Le dérapage de Raniero Cantalamessa


Par Lea Raso della Volta Rédigé le 04/04/2010 (dernière modification le 03/04/2010)

Ce sont les fêtes de Pâques parmi les plus tumultueuses que s’apprête à vivre l'Église romaine catholique qui suite à la "maladresse" du prédicateur franciscain Raniero Cantalamessa, se trouve une fois de plus plongé dans la tourmente.


Décidément l'Église a beaucoup de mal ces derniers mois à retrouver sa sérénité, après la volonté affichée du Saint Père de béatifier le Pape le plus décrié du XXe siècle, la révélation sur les prêtres pédophiles, c’est au tour du frère franciscain Raniero Cantalamessa, prédicateur officiel du Vatican d’avoir fait un faux pas lors de l’homélie pascale.

Ce dernier a en effet rapproché les attaques contre le Pape dans les scandales de pédophilie à l'antisémitisme ; un raccourci qui a immédiatement provoqué l'indignation des communautés juives d'Europe et des États-Unis et de vives protestations des associations de victimes d'abus sexuels commis par des religieux.

Et la pseudo lettre de "solidarité" au pape et à l'Église reçue d'un "ami juif" n’a pas réussi à éteindre le début d’incendie que ce discours fracassant n’a pas manqué d’allumer.

Même le très modéré Grand Rabbin d’Italie, Riccardo Di Segni, a qualifié ce passage du sermon de "faute de goût" et de "comparaison inappropriée" dans le journal La Stampa. En Allemagne, le secrétaire général du Conseil central des Juifs Stephan Kramer l'a qualifié "d'impertinence et d'insulte vis-à-vis des victimes des abus sexuels et des victimes de la Shoah".
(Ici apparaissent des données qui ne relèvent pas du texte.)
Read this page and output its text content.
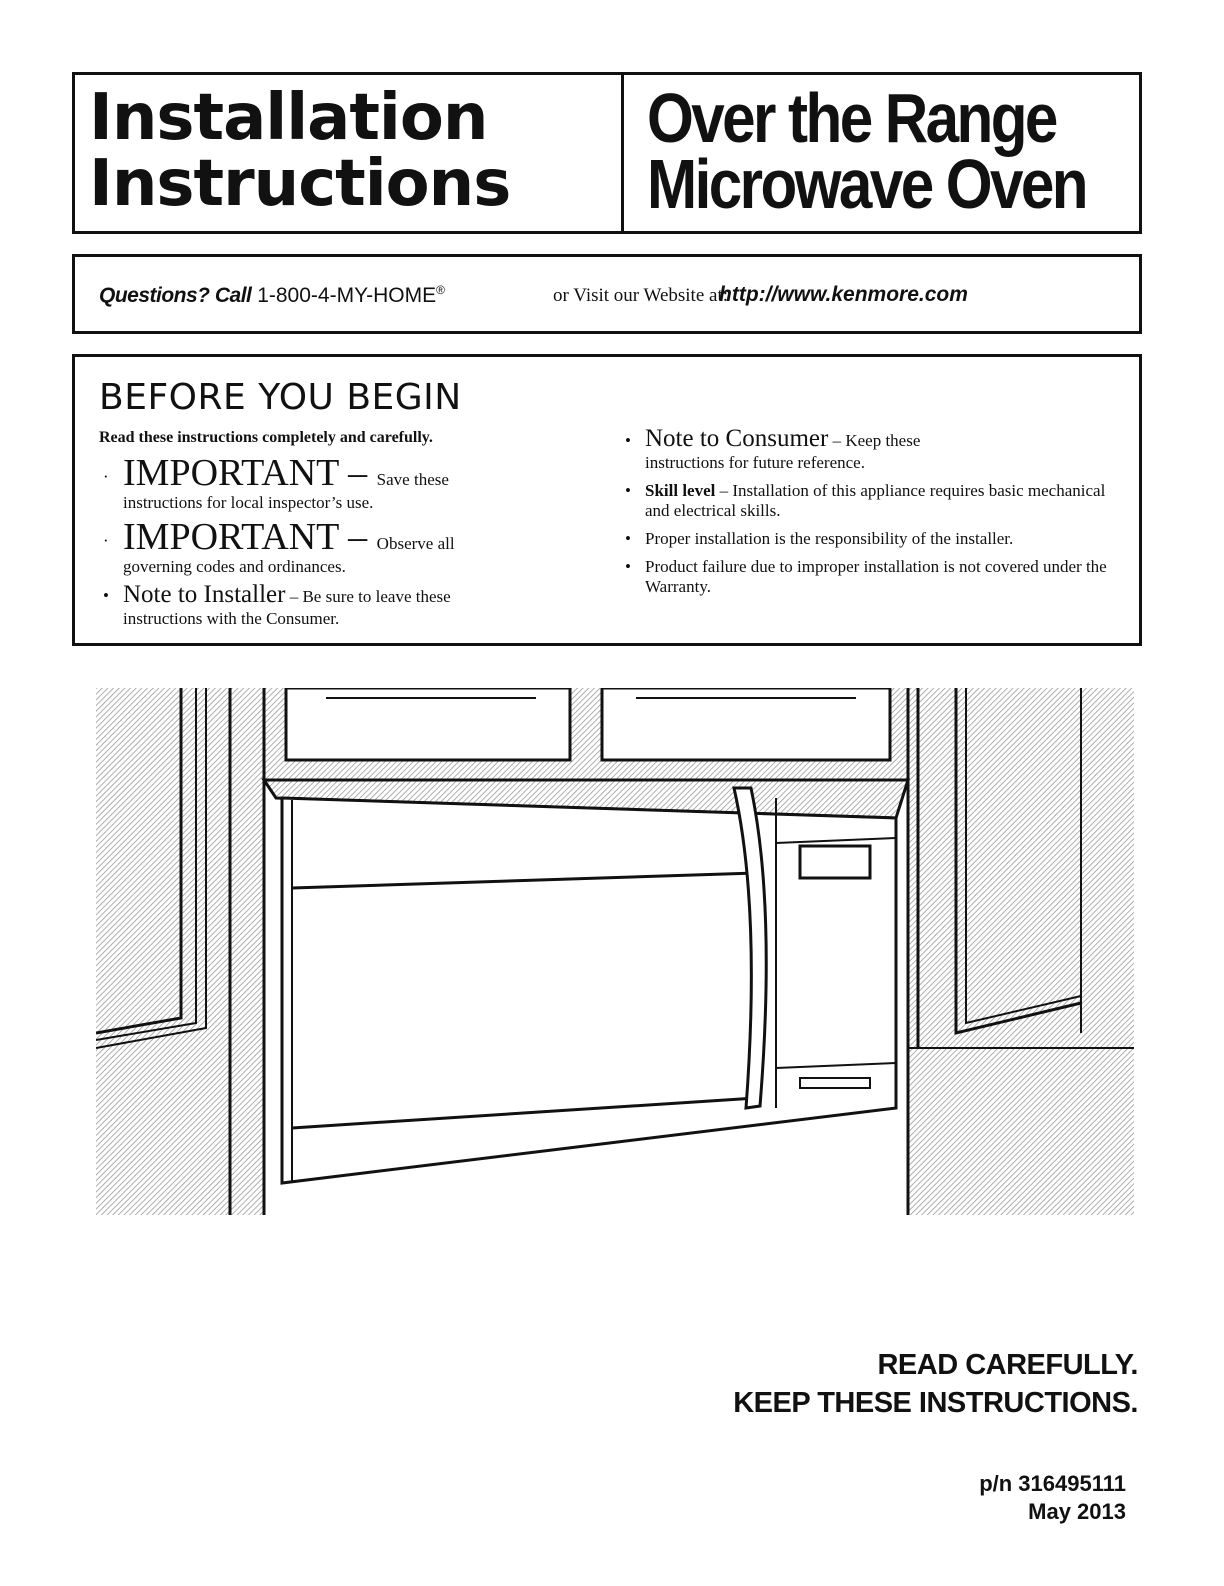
Installation
Instructions
Over the Range
Microwave Oven
Questions? Call 1-800-4-MY-HOME®	or Visit our Website at:
http://www.kenmore.com
BEFORE YOU BEGIN
Read these instructions completely and carefully.

· IMPORTANT – Save these
instructions for local inspector’s use.

· IMPORTANT – Observe all
governing codes and ordinances.

• Note to Installer – Be sure to leave these
instructions with the Consumer.

• Note to Consumer – Keep these
instructions for future reference.

• Skill level – Installation of this appliance requires basic mechanical and electrical skills.

• Proper installation is the responsibility of the installer.

• Product failure due to improper installation is not covered under the Warranty.

READ CAREFULLY.
KEEP THESE INSTRUCTIONS.
p/n 316495111
May 2013
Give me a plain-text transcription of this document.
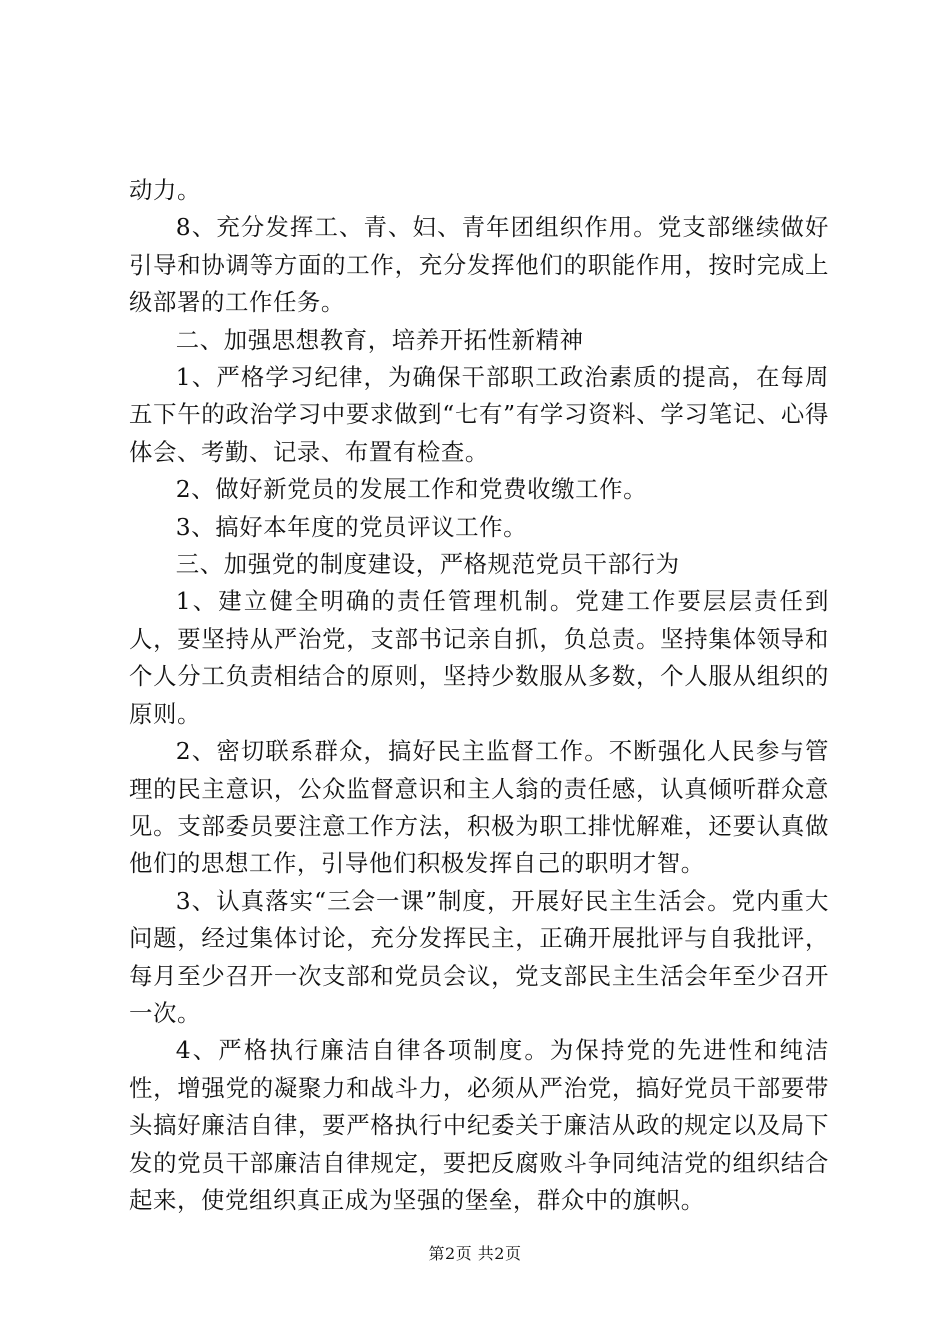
动力。

8、充分发挥工、青、妇、青年团组织作用。党支部继续做好引导和协调等方面的工作，充分发挥他们的职能作用，按时完成上级部署的工作任务。

二、加强思想教育，培养开拓性新精神

1、严格学习纪律，为确保干部职工政治素质的提高，在每周五下午的政治学习中要求做到“七有”有学习资料、学习笔记、心得体会、考勤、记录、布置有检查。

2、做好新党员的发展工作和党费收缴工作。

3、搞好本年度的党员评议工作。

三、加强党的制度建设，严格规范党员干部行为

1、建立健全明确的责任管理机制。党建工作要层层责任到人，要坚持从严治党，支部书记亲自抓，负总责。坚持集体领导和个人分工负责相结合的原则，坚持少数服从多数，个人服从组织的原则。

2、密切联系群众，搞好民主监督工作。不断强化人民参与管理的民主意识，公众监督意识和主人翁的责任感，认真倾听群众意见。支部委员要注意工作方法，积极为职工排忧解难，还要认真做他们的思想工作，引导他们积极发挥自己的职明才智。

3、认真落实“三会一课”制度，开展好民主生活会。党内重大问题，经过集体讨论，充分发挥民主，正确开展批评与自我批评，每月至少召开一次支部和党员会议，党支部民主生活会年至少召开一次。

4、严格执行廉洁自律各项制度。为保持党的先进性和纯洁性，增强党的凝聚力和战斗力，必须从严治党，搞好党员干部要带头搞好廉洁自律，要严格执行中纪委关于廉洁从政的规定以及局下发的党员干部廉洁自律规定，要把反腐败斗争同纯洁党的组织结合起来，使党组织真正成为坚强的堡垒，群众中的旗帜。

第2页 共2页
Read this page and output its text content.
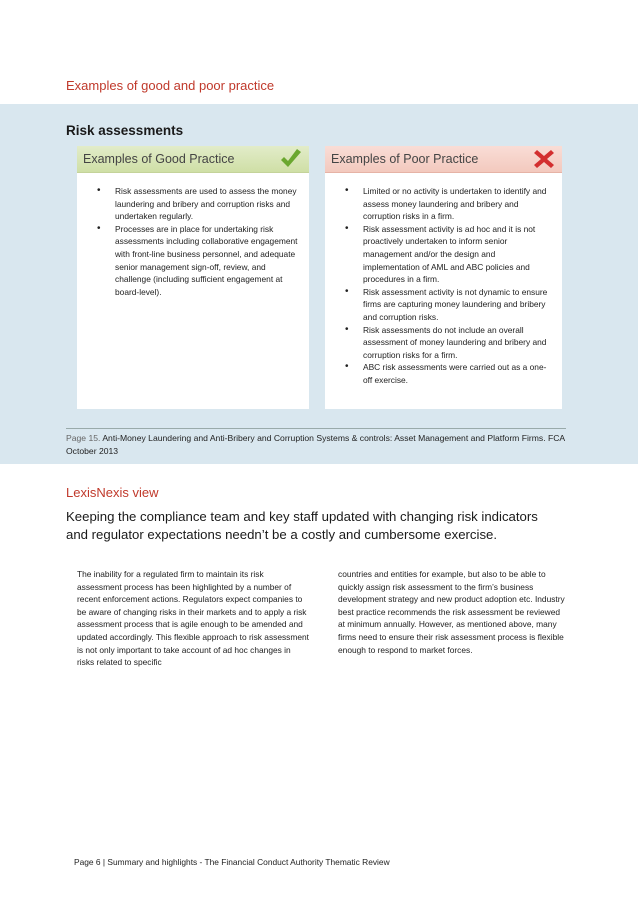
Examples of good and poor practice
Risk assessments
Examples of Good Practice
• Risk assessments are used to assess the money laundering and bribery and corruption risks and undertaken regularly.
• Processes are in place for undertaking risk assessments including collaborative engagement with front-line business personnel, and adequate senior management sign-off, review, and challenge (including sufficient engagement at board-level).
Examples of Poor Practice
• Limited or no activity is undertaken to identify and assess money laundering and bribery and corruption risks in a firm.
• Risk assessment activity is ad hoc and it is not proactively undertaken to inform senior management and/or the design and implementation of AML and ABC policies and procedures in a firm.
• Risk assessment activity is not dynamic to ensure firms are capturing money laundering and bribery and corruption risks.
• Risk assessments do not include an overall assessment of money laundering and bribery and corruption risks for a firm.
• ABC risk assessments were carried out as a one-off exercise.
Page 15. Anti-Money Laundering and Anti-Bribery and Corruption Systems & controls: Asset Management and Platform Firms. FCA October 2013
LexisNexis view
Keeping the compliance team and key staff updated with changing risk indicators and regulator expectations needn’t be a costly and cumbersome exercise.
The inability for a regulated firm to maintain its risk assessment process has been highlighted by a number of recent enforcement actions. Regulators expect companies to be aware of changing risks in their markets and to apply a risk assessment process that is agile enough to be amended and updated accordingly. This flexible approach to risk assessment is not only important to take account of ad hoc changes in risks related to specific
countries and entities for example, but also to be able to quickly assign risk assessment to the firm’s business development strategy and new product adoption etc. Industry best practice recommends the risk assessment be reviewed at minimum annually. However, as mentioned above, many firms need to ensure their risk assessment process is flexible enough to respond to market forces.
Page 6 | Summary and highlights - The Financial Conduct Authority Thematic Review
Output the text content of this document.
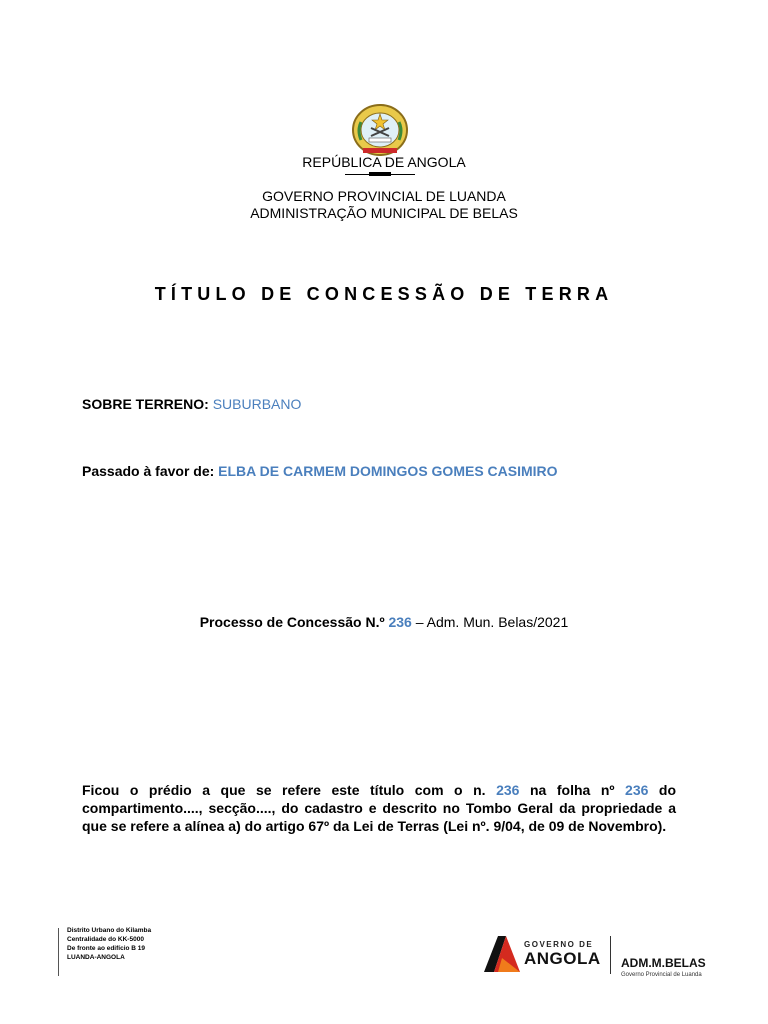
REPÚBLICA DE ANGOLA
GOVERNO PROVINCIAL DE LUANDA
ADMINISTRAÇÃO MUNICIPAL DE BELAS
TÍTULO DE CONCESSÃO DE TERRA
SOBRE TERRENO: SUBURBANO
Passado à favor de: ELBA DE CARMEM DOMINGOS GOMES CASIMIRO
Processo de Concessão N.º 236 – Adm. Mun. Belas/2021
Ficou o prédio a que se refere este título com o n. 236 na folha nº 236 do compartimento...., secção...., do cadastro e descrito no Tombo Geral da propriedade a que se refere a alínea a) do artigo 67º da Lei de Terras (Lei nº. 9/04, de 09 de Novembro).
Distrito Urbano do Kilamba
Centralidade do KK-5000
De fronte ao edifício B 19
LUANDA-ANGOLA
GOVERNO DE
ANGOLA ADM.M.BELAS
Governo Provincial de Luanda
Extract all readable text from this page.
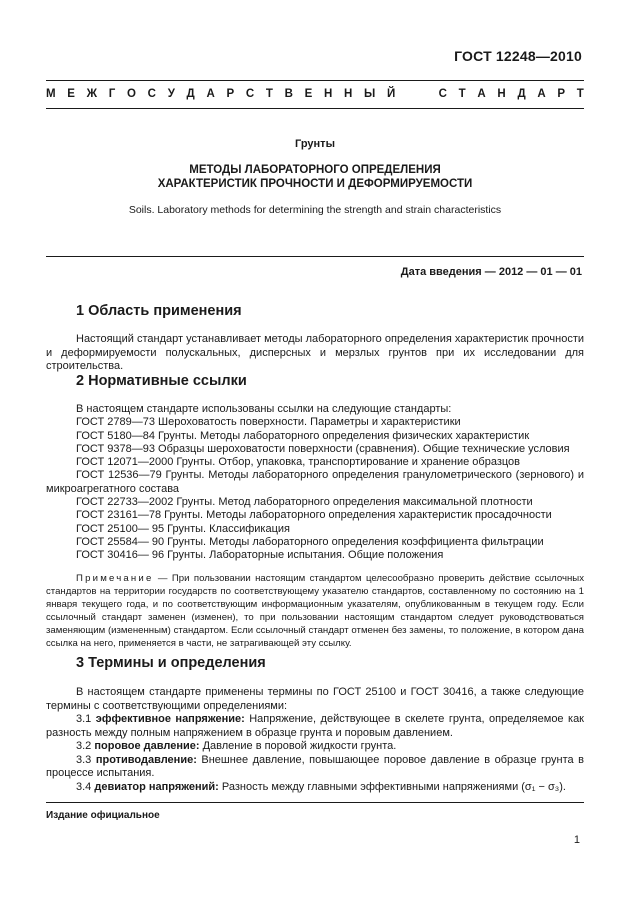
ГОСТ 12248—2010
М Е Ж Г О С У Д А Р С Т В Е Н Н Ы Й	С Т А Н Д А Р Т
Грунты
МЕТОДЫ ЛАБОРАТОРНОГО ОПРЕДЕЛЕНИЯ
ХАРАКТЕРИСТИК ПРОЧНОСТИ И ДЕФОРМИРУЕМОСТИ
Soils. Laboratory methods for determining the strength and strain characteristics
Дата введения — 2012 — 01 — 01
1 Область применения
Настоящий стандарт устанавливает методы лабораторного определения характеристик прочности и деформируемости полускальных, дисперсных и мерзлых грунтов при их исследовании для строительства.
2 Нормативные ссылки
В настоящем стандарте использованы ссылки на следующие стандарты:
ГОСТ 2789—73 Шероховатость поверхности. Параметры и характеристики
ГОСТ 5180—84 Грунты. Методы лабораторного определения физических характеристик
ГОСТ 9378—93 Образцы шероховатости поверхности (сравнения). Общие технические условия
ГОСТ 12071—2000 Грунты. Отбор, упаковка, транспортирование и хранение образцов
ГОСТ 12536—79 Грунты. Методы лабораторного определения гранулометрического (зернового) и микроагрегатного состава
ГОСТ 22733—2002 Грунты. Метод лабораторного определения максимальной плотности
ГОСТ 23161—78 Грунты. Методы лабораторного определения характеристик просадочности
ГОСТ 25100— 95 Грунты. Классификация
ГОСТ 25584— 90 Грунты. Методы лабораторного определения коэффициента фильтрации
ГОСТ 30416— 96 Грунты. Лабораторные испытания. Общие положения
Примечание — При пользовании настоящим стандартом целесообразно проверить действие ссылочных стандартов на территории государств по соответствующему указателю стандартов, составленному по состоянию на 1 января текущего года, и по соответствующим информационным указателям, опубликованным в текущем году. Если ссылочный стандарт заменен (изменен), то при пользовании настоящим стандартом следует руководствоваться заменяющим (измененным) стандартом. Если ссылочный стандарт отменен без замены, то положение, в котором дана ссылка на него, применяется в части, не затрагивающей эту ссылку.
3 Термины и определения
В настоящем стандарте применены термины по ГОСТ 25100 и ГОСТ 30416, а также следующие термины с соответствующими определениями:
3.1 эффективное напряжение: Напряжение, действующее в скелете грунта, определяемое как разность между полным напряжением в образце грунта и поровым давлением.
3.2 поровое давление: Давление в поровой жидкости грунта.
3.3 противодавление: Внешнее давление, повышающее поровое давление в образце грунта в процессе испытания.
3.4 девиатор напряжений: Разность между главными эффективными напряжениями (σ₁ − σ₃).
Издание официальное
1
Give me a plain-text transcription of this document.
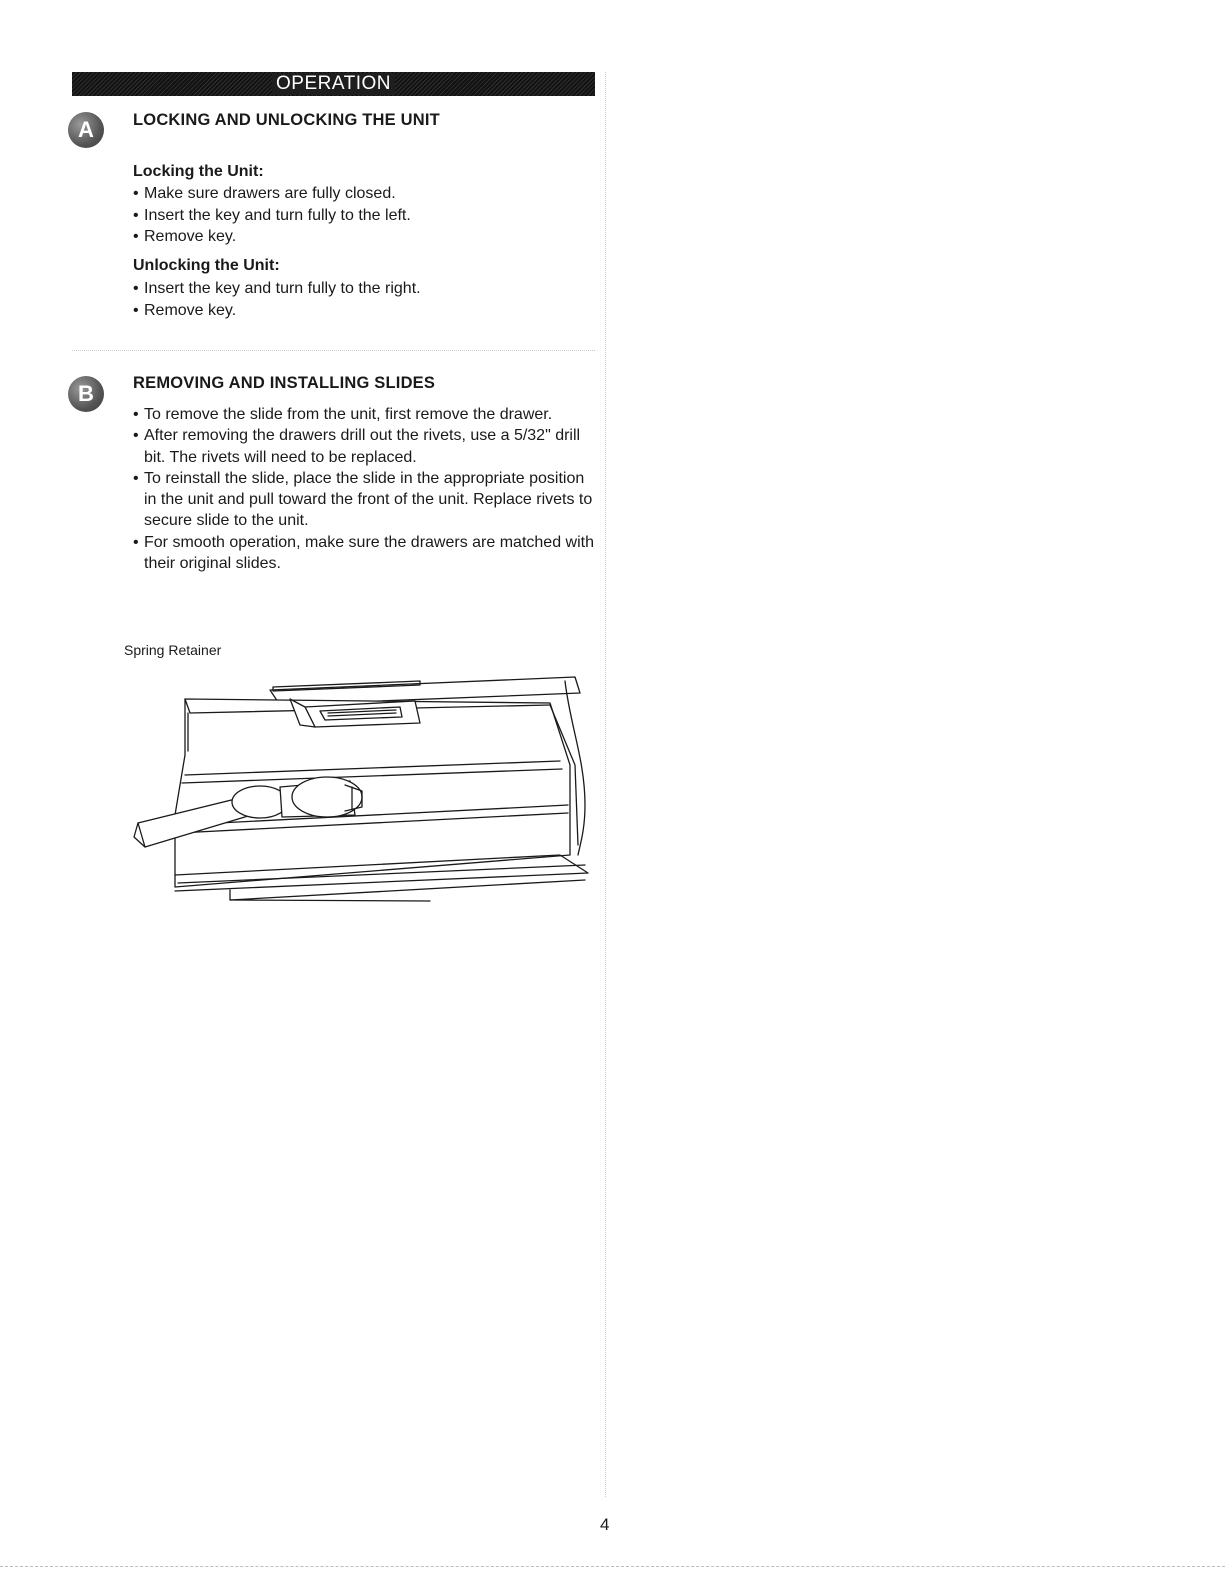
OPERATION
A	LOCKING AND UNLOCKING THE UNIT
Locking the Unit:
• Make sure drawers are fully closed.
• Insert the key and turn fully to the left.
• Remove key.
Unlocking the Unit:
• Insert the key and turn fully to the right.
• Remove key.
B	REMOVING AND INSTALLING SLIDES
• To remove the slide from the unit, first remove the drawer.
• After removing the drawers drill out the rivets, use a 5/32" drill bit. The rivets will need to be replaced.
• To reinstall the slide, place the slide in the appropriate position in the unit and pull toward the front of the unit. Replace rivets to secure slide to the unit.
• For smooth operation, make sure the drawers are matched with their original slides.
Spring Retainer
4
Une "faute de goût" qui montre que le père Cantalamessa n’a cure des souffrances engendrées par la pédophilie et par l’antisémitisme, plus soucieux de dédouaner des personnes indignes de leur sacerdoce.

Le torchon brûle

Les tensions entre le Vatican et la communauté juive ont connu un pic en décembre dernier, quand Benoît XVI avait accéléré le processus de béatification du pape Pie XII, accusé de s'être tu face à la Shoah et, début 2009, lors de la levée de l'excommunication de l’évêque négationniste, Richard Williamson.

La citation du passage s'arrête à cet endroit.